NAPOLITANO: Well, that’s a tricky area. That’s a tricky subject for us. Again, I think that it’s a group decision for when people embrace us or decide to cooperate with us. And it’s probably a group decision when there are upset feelings, maybe because other arrangements have been made for exposure for the personality or the celebrity that’s disruptive, or maybe it’s seen as a loss of control by the people who would like to be making these decisions for her. So, that’s about as far as I’ll go with that. I think this was more of a reaction by….This was not the way that people in Hollywood like to see things get done, and I think that the ultimate reaction to that was Jessica stepping out and saying that she did not want to be on the cover at the time that we put her on there.

ANDELMAN: Was that a political lesson for the editors of Playboy for going forward?

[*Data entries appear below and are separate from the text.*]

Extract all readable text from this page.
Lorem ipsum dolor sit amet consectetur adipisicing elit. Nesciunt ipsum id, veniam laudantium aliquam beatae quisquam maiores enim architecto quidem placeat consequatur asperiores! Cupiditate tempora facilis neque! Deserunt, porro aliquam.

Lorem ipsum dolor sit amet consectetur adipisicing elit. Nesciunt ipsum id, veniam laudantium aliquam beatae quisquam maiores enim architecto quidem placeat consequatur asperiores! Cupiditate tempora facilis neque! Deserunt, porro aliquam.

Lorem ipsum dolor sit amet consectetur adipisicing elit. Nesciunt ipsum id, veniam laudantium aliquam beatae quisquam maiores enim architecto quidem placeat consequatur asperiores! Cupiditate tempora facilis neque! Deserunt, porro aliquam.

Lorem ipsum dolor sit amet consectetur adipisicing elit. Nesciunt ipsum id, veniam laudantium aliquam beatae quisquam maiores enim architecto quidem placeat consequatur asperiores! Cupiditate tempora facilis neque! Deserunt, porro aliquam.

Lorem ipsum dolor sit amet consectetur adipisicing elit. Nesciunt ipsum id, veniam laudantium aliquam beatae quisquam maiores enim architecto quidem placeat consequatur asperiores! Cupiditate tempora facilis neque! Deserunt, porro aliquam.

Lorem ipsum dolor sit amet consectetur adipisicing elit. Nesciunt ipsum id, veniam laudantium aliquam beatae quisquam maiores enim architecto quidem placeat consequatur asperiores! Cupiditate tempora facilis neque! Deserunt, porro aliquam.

NAPOLITANO: I don’t think it’s anything that we didn’t necessarily anticipate. You’ve got the celebrity tabloids that are gonna run any pictures and any stories about the stars that they think will drive newsstand sales and entice their readers. Then you’ve got the glossies with Vanity Fair and others who have full cooperation from celebrities undoing things that are photo-driven essays with kind of bland stories attached to them. Playboy is somewhere in the middle between those two things. The interview is something where the only negotiation is, “Are you gonna do it or not?” And we’re gonna ask the questions and you can trust us to publish what you say and nothing but. That course has been really helpful to us because they are never surprised by what the story is about because they know what came out of their mouth. So the flip side of that is that when they choose Vanity Fair’s venue they know what they’re getting. They have no control over or some of the time when Us or In Style or In Touch or any of those books go forward with or let alone Star or any of those kind of things do it. And we see ourselves kind of in the middle. We’ll do what we want because, as mainstream as we are and as widely sold as we are, we have a little bit of an edge. There’s a little renegade quality to what we do.